Its successful initial public offering (IPO) yesterday saw the share price jump from its offer price of 20 cents to a closing price of 31 cents.
Today, more than 11.7 million shares changed hands, with the Openn share price finishing the day at 35.5 cents, up 12.9%. It hit an intraday high of 43.5 cents at lunch time.
Let’s take a closer look at how the first two trading days unfolded for Openn.
What is Openn Negotiation?
Openn is a cloud-based property platform that hosts online real estate auctions.
To date, Openn has facilitated more than $2 billion in Australian property sales. The platform is used by more than 3,000 agents across Australia and New Zealand.
The company’s revenue model sees it derive income from property listing fees on its platform. This comes in at $500 per property.
It also receives revenue through an agent training segment that instructs agents how to use the platform. Only trained agents can list properties on Openn.
As part of its prospectus, Openn outlines $851,402 in revenue for FY2020 under this model, which translates to a pre-tax loss of about $1.2 million.
Openn’s IPO success
The initial offering for Openn Negotiation shares was 20 cents a piece, according to the prospectus.

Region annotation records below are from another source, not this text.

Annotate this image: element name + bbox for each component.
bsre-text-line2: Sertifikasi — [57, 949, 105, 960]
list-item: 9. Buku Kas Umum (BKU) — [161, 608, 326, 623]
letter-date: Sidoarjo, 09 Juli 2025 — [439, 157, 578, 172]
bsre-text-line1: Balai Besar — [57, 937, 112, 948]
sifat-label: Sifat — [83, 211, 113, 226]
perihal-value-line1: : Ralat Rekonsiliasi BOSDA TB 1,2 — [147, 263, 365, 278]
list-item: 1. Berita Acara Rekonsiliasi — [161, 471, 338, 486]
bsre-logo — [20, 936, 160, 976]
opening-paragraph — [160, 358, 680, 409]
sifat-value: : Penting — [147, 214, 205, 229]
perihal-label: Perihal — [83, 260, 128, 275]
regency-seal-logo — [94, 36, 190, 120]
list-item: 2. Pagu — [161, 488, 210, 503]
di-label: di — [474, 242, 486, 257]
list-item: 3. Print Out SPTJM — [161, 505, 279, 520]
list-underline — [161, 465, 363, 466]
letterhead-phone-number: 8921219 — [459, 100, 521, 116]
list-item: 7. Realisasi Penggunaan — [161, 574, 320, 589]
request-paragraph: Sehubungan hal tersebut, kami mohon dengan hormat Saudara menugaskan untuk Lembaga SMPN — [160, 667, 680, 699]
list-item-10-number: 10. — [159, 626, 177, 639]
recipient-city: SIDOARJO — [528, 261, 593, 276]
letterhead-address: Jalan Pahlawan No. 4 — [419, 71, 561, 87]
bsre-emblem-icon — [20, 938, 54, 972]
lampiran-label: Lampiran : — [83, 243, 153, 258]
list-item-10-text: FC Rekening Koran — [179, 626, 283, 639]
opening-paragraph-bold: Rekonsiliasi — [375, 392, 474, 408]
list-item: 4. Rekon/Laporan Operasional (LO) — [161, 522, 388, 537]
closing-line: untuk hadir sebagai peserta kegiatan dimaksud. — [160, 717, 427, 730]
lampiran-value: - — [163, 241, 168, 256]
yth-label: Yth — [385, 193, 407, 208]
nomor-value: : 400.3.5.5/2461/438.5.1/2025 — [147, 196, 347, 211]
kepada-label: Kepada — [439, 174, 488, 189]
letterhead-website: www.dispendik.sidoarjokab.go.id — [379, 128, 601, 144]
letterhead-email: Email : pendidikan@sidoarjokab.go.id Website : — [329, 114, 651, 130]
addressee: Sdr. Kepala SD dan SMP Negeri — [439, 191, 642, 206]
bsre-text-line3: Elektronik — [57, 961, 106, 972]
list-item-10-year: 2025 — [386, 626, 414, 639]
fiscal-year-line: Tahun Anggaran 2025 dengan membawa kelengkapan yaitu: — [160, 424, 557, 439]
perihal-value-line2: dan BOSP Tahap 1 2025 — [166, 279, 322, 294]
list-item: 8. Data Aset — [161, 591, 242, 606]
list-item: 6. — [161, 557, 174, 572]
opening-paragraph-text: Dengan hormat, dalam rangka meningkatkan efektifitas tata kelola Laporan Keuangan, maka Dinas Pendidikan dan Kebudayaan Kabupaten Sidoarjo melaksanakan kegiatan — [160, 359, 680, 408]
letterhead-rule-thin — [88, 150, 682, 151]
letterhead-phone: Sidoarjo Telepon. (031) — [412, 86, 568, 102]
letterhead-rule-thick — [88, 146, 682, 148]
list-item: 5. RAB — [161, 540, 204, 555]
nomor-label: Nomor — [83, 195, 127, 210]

The company listed with an initial valuation of $38 million, and hoped to realise $9 million from the equity raise.
Based on today’s closing price, Openn’s market capitalisation has grown to $41.3 million.
Given its IPO success, Openn intends to use the raised funds for domestic market expansion.
The company might also establish a footprint in the US in the future.
The Openn Negotiation share price is skyrocketing in the secondary market since its IPO yesterday.
Investors are enthusiastically buying into the Openn Negotiation growth narrative.
Online auctions have become much more accepted over the past year due to extensive use by agents during COVID lockdowns.
The Openn Negotiation share price has outperformed the S&P/ASX 200 Index (ASX: XJO) today, with the broad index up 0.9%.